Enter GoBetsy, who found out about the issue. Chris Little, Danny Ward, Karen Hitchcock and Juanita McKinney make up GoBetsy, and Ward said he knew the Shriners were a nonprofit his group wanted to support. “They do a lot of good things for children,” he said. “They support the Shriners Hospital for Children and children will ride that bus, so we were glad to help.” Ward said it took a while for the Carter County School District to put up for auction the bus they had their eyes on, but when it finally happened, GoBetsy bought it for $1,500 and then sent it to be “wrapped.”

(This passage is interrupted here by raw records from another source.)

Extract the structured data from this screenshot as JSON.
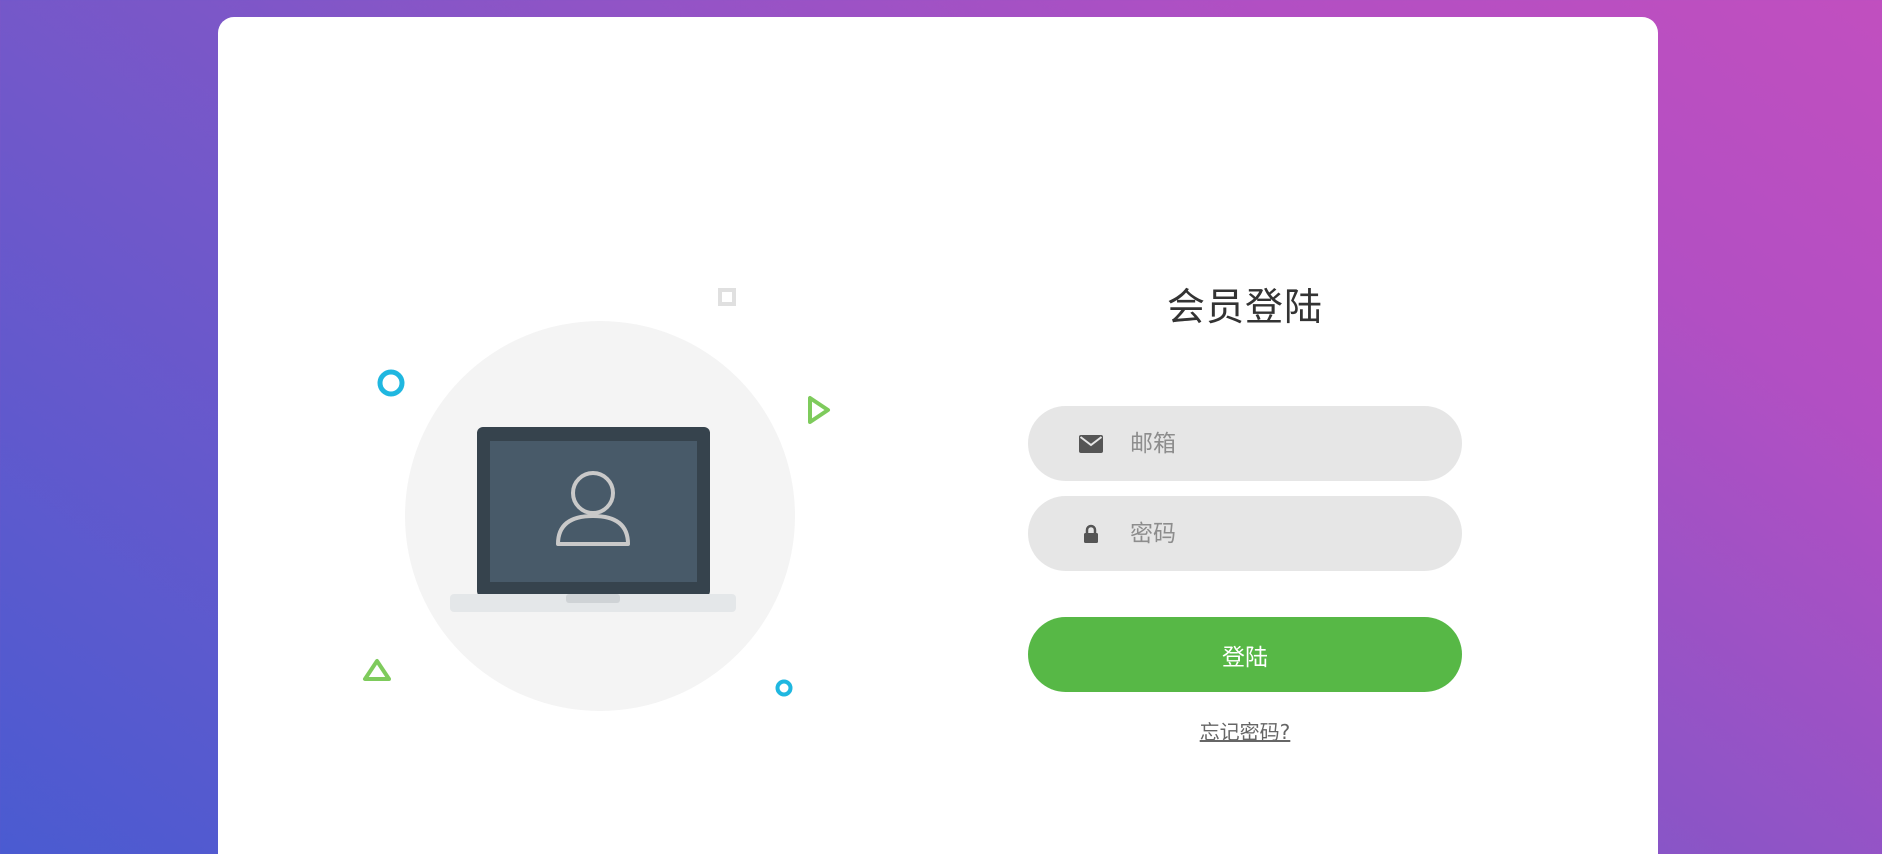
{
  "login": {
    "title": "会员登陆",
    "email_placeholder": "邮箱",
    "password_placeholder": "密码",
    "submit_label": "登陆",
    "forgot_label": "忘记密码?"
  },
  "icons": {
    "email": "envelope-icon",
    "password": "lock-icon",
    "illustration": "laptop-user-icon"
  },
  "colors": {
    "accent": "#57b846",
    "field_bg": "#e6e6e6",
    "gradient_start": "#4a5bd1",
    "gradient_end": "#c14fbf",
    "decor_blue": "#1fb7e0",
    "decor_green": "#7ecb5c"
  }
}
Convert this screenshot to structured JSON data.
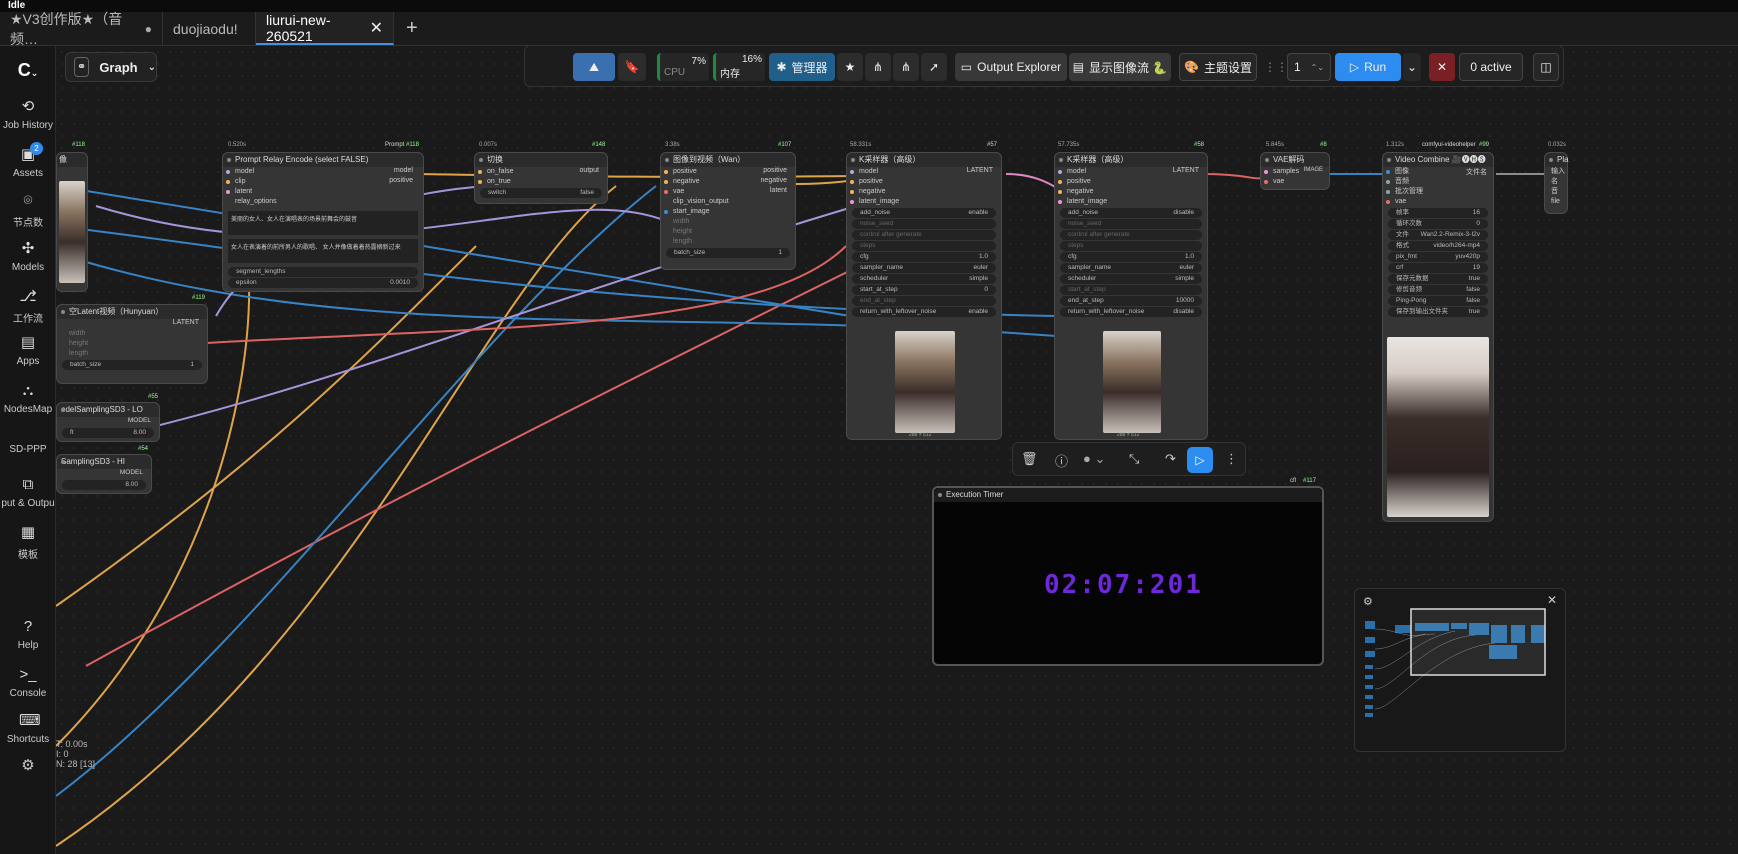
{
  "titlebar": {
    "status": "Idle"
  },
  "tabs": [
    {
      "label": "★V3创作版★（音频…",
      "marker": "●"
    },
    {
      "label": "duojiaodu!",
      "marker": ""
    },
    {
      "label": "liurui-new-260521",
      "marker": "✕"
    }
  ],
  "tab_add": "+",
  "sidebar": {
    "items": [
      {
        "label": "Job History",
        "icon": "history-icon"
      },
      {
        "label": "Assets",
        "icon": "assets-icon",
        "badge": "2"
      },
      {
        "label": "节点数",
        "icon": "node-library-icon"
      },
      {
        "label": "Models",
        "icon": "models-icon"
      },
      {
        "label": "工作流",
        "icon": "workflow-icon"
      },
      {
        "label": "Apps",
        "icon": "apps-icon"
      },
      {
        "label": "NodesMap",
        "icon": "nodesmap-icon"
      },
      {
        "label": "SD-PPP",
        "icon": ""
      },
      {
        "label": "put & Outpu",
        "icon": "image-io-icon"
      },
      {
        "label": "模板",
        "icon": "template-icon"
      },
      {
        "label": "Help",
        "icon": "help-icon"
      },
      {
        "label": "Console",
        "icon": "console-icon"
      },
      {
        "label": "Shortcuts",
        "icon": "keyboard-icon"
      }
    ]
  },
  "graph_button": {
    "label": "Graph"
  },
  "toolbar": {
    "cpu_label": "CPU",
    "cpu_value": "7%",
    "mem_label": "内存",
    "mem_value": "16%",
    "manager_label": "管理器",
    "output_explorer_label": "Output Explorer",
    "show_image_stream_label": "显示图像流 🐍",
    "theme_label": "主题设置",
    "queue_count": "1",
    "run_label": "Run",
    "active_label": "0 active"
  },
  "nodes": {
    "prompt_relay": {
      "title": "Prompt Relay Encode (select FALSE)",
      "id": "#118",
      "time": "0.520s",
      "tag": "Prompt",
      "inputs": [
        "model",
        "clip",
        "latent",
        "relay_options"
      ],
      "outputs": [
        "model",
        "positive"
      ],
      "text1": "美丽的女人、女人在演唱表的场景前舞会的鼓音",
      "text2": "女人在表演着的前所男人的歌唱、 女人并像做着着热露摘新过来",
      "w_segment": "segment_lengths",
      "w_epsilon_label": "epsilon",
      "w_epsilon_val": "0.0010"
    },
    "switch": {
      "title": "切换",
      "id": "#148",
      "time": "0.007s",
      "inputs": [
        "on_false",
        "on_true"
      ],
      "outputs": [
        "output"
      ],
      "w_label": "switch",
      "w_val": "false"
    },
    "img2video": {
      "title": "图像到视频（Wan）",
      "id": "#107",
      "time": "3.38s",
      "inputs": [
        "positive",
        "negative",
        "vae",
        "clip_vision_output",
        "start_image"
      ],
      "outputs": [
        "positive",
        "negative",
        "latent"
      ],
      "w": [
        "width",
        "height",
        "length"
      ],
      "batch_label": "batch_size",
      "batch_val": "1"
    },
    "ksampler1": {
      "title": "K采样器（高级）",
      "id": "#57",
      "time": "58.331s",
      "inputs": [
        "model",
        "positive",
        "negative",
        "latent_image"
      ],
      "outputs": [
        "LATENT"
      ],
      "widgets": [
        [
          "add_noise",
          "enable"
        ],
        [
          "noise_seed",
          ""
        ],
        [
          "control after generate",
          ""
        ],
        [
          "steps",
          ""
        ],
        [
          "cfg",
          "1.0"
        ],
        [
          "sampler_name",
          "euler"
        ],
        [
          "scheduler",
          "simple"
        ],
        [
          "start_at_step",
          "0"
        ],
        [
          "end_at_step",
          ""
        ],
        [
          "return_with_leftover_noise",
          "enable"
        ]
      ],
      "size_label": "288 × 512"
    },
    "ksampler2": {
      "title": "K采样器（高级）",
      "id": "#58",
      "time": "57.735s",
      "inputs": [
        "model",
        "positive",
        "negative",
        "latent_image"
      ],
      "outputs": [
        "LATENT"
      ],
      "widgets": [
        [
          "add_noise",
          "disable"
        ],
        [
          "noise_seed",
          ""
        ],
        [
          "control after generate",
          ""
        ],
        [
          "steps",
          ""
        ],
        [
          "cfg",
          "1.0"
        ],
        [
          "sampler_name",
          "euler"
        ],
        [
          "scheduler",
          "simple"
        ],
        [
          "start_at_step",
          ""
        ],
        [
          "end_at_step",
          "10000"
        ],
        [
          "return_with_leftover_noise",
          "disable"
        ]
      ],
      "size_label": "288 × 512"
    },
    "vae_decode": {
      "title": "VAE解码",
      "id": "#8",
      "time": "5.845s",
      "inputs": [
        "samples",
        "vae"
      ],
      "outputs": [
        "IMAGE"
      ]
    },
    "video_combine": {
      "title": "Video Combine 🎥🅥🅗🅢",
      "id": "#99",
      "time": "1.312s",
      "tag": "comfyui-videohelper",
      "inputs": [
        "图像",
        "音频",
        "批次管理",
        "vae"
      ],
      "outputs": [
        "文件名"
      ],
      "widgets": [
        [
          "帧率",
          "16"
        ],
        [
          "循环次数",
          "0"
        ],
        [
          "文件",
          "Wan2.2-Remix-3-I2v"
        ],
        [
          "格式",
          "video/h264-mp4"
        ],
        [
          "pix_fmt",
          "yuv420p"
        ],
        [
          "crf",
          "19"
        ],
        [
          "保存元数据",
          "true"
        ],
        [
          "修剪音频",
          "false"
        ],
        [
          "Ping-Pong",
          "false"
        ],
        [
          "保存到输出文件夹",
          "true"
        ]
      ]
    },
    "empty_latent": {
      "title": "空Latent视频（Hunyuan）",
      "id": "#119",
      "outputs": [
        "LATENT"
      ],
      "w": [
        "width",
        "height",
        "length"
      ],
      "batch_label": "batch_size",
      "batch_val": "1"
    },
    "model_lo": {
      "title": "odelSamplingSD3 - LO",
      "id": "#55",
      "out": "MODEL",
      "val": "8.00",
      "wlabel": "ft"
    },
    "model_hi": {
      "title": "SamplingSD3 - HI",
      "id": "#54",
      "out": "MODEL",
      "val": "8.00"
    },
    "partial_left": {
      "title": "像",
      "id": "#118",
      "foot": "296 × 804"
    },
    "partial_right": {
      "title": "Pla",
      "time": "0.032s",
      "rows": [
        "输入",
        "名",
        "音",
        "file"
      ]
    }
  },
  "timer": {
    "title": "Execution Timer",
    "id": "#117",
    "tag": "cfl",
    "display": "02:07:201"
  },
  "stats": {
    "line1": "T: 0.00s",
    "line2": "I: 0",
    "line3": "N: 28 [13]"
  }
}
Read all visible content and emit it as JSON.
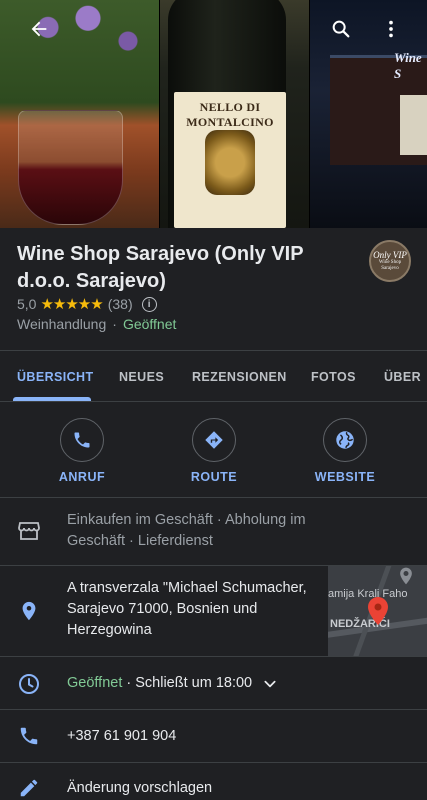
{
  "header": {
    "storefront_sign": "Wine S",
    "bottle_label": "NELLO DI MONTALCINO"
  },
  "place": {
    "name": "Wine Shop Sarajevo (Only VIP d.o.o. Sarajevo)",
    "logo_text": "Only VIP",
    "logo_subtext": "Wine Shop Sarajevo",
    "rating": "5,0",
    "stars": "★★★★★",
    "review_count": "(38)",
    "category": "Weinhandlung",
    "separator": "·",
    "open_status": "Geöffnet"
  },
  "tabs": [
    {
      "label": "ÜBERSICHT",
      "active": true
    },
    {
      "label": "NEUES"
    },
    {
      "label": "REZENSIONEN"
    },
    {
      "label": "FOTOS"
    },
    {
      "label": "ÜBER"
    }
  ],
  "actions": {
    "call": "ANRUF",
    "route": "ROUTE",
    "website": "WEBSITE"
  },
  "info": {
    "services_line1": "Einkaufen im Geschäft · Abholung im",
    "services_line2": "Geschäft · Lieferdienst",
    "address_line1": "A transverzala \"Michael Schumacher,",
    "address_line2": "Sarajevo 71000, Bosnien und",
    "address_line3": "Herzegowina",
    "hours_status": "Geöffnet",
    "hours_rest": " · Schließt um 18:00",
    "phone": "+387 61 901 904",
    "suggest_edit": "Änderung vorschlagen"
  },
  "map": {
    "label_1": "amija Kralj Faho",
    "label_2": "NEDŽARIĆI"
  },
  "colors": {
    "background": "#1f2023",
    "accent": "#8ab4f8",
    "open_green": "#81c995",
    "star": "#f6bb0c",
    "pin_red": "#ea4335"
  },
  "icons": [
    "back-arrow-icon",
    "search-icon",
    "more-vert-icon",
    "info-icon",
    "phone-icon",
    "directions-icon",
    "globe-icon",
    "storefront-icon",
    "location-pin-icon",
    "clock-icon",
    "chevron-down-icon",
    "pencil-icon"
  ]
}
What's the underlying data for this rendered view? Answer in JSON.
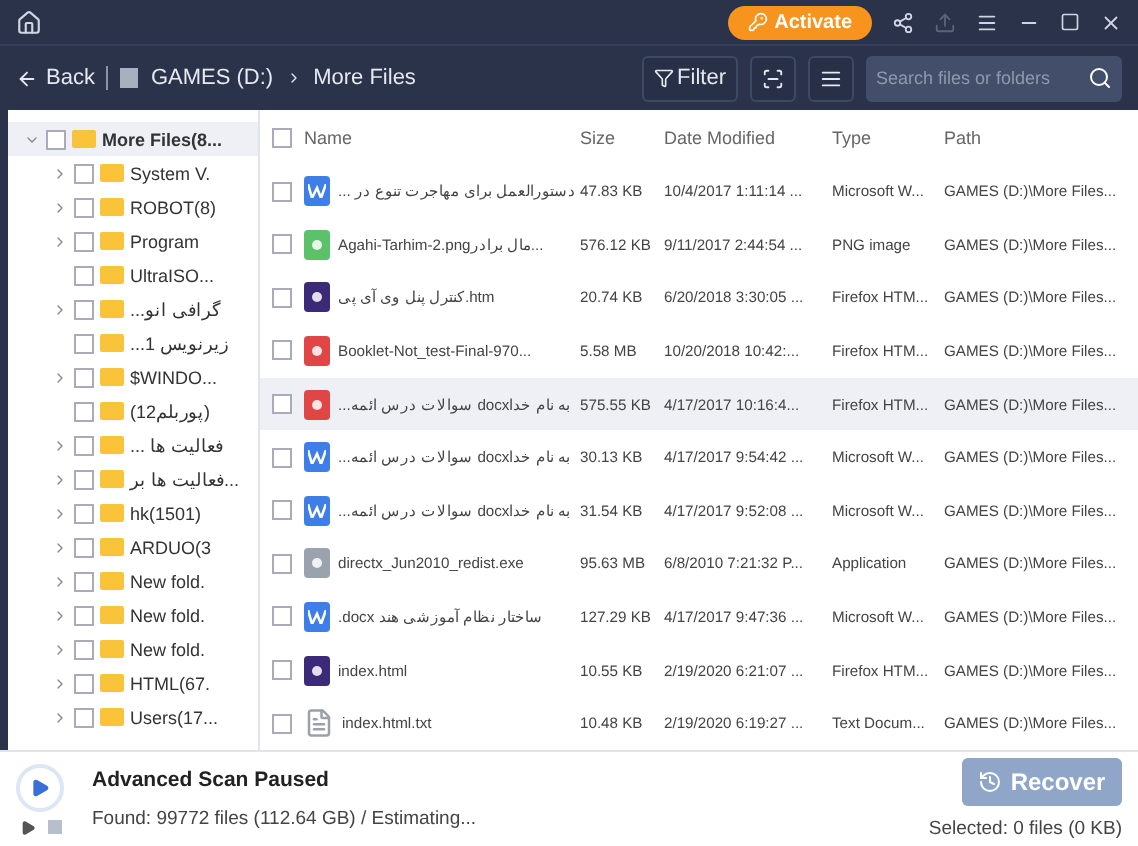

When a vehicle is wrapped, as explained by Car and Driver, “several huge vinyl decals …are applied to every panel of [the vehicle] — the hood, doors, fenders, roof, deck lid, and bumper covers. A wrap covers every square inch of the body. None of [the] vehicle’s original color will show anywhere on the outside. In that sense, a wrap acts just like a paint job.” What the wrap didn’t cover Carroll and Ward used money out of their own pockets to have those places painted.
The wrapping cost a further $4,500 and GoBetsy took care of that. “I couldn’t think of a better nonprofit to support,” Ward said, adding, “The bus is ‘wrapped’ in love and we hope everyone will come out and support the Shriners as they sell their papers.”
The Shriners themselves did a lot of the other repairs needed on the 66-passenger diesel bus. One fun part of the wrap is where it says, “powered by GoBetsy and friends.” “We got it back about a month ago,” Carroll said. “We thank GoBetsy for all that they do. They do things for so many. We are very pleased to have it and it’s helped fill a great need.” Shriners are part of an American Masonic society established in 1870. The group raises money for Shriners’ Hospital for Children, which takes no money from its patients, who are children dealing with burns or orthopedic issues. The 200-chapter fraternity established Shriners Hospitals for Children as its official philanthropy in 1922 and continues to support it through different community engagements.
For example, for every dollar Shriners collect from paper sales, 99 cents goes to the hospital while the other penny goes to the publisher. The Shriners take zero of the funds. So when you see a Shriner selling papers at an intersection, purchase one knowing that your money is going to a good cause. And look out for the new Shriners’ bus at the next parade! But if you want to see it right now, it’s parked at the Food City grocery store.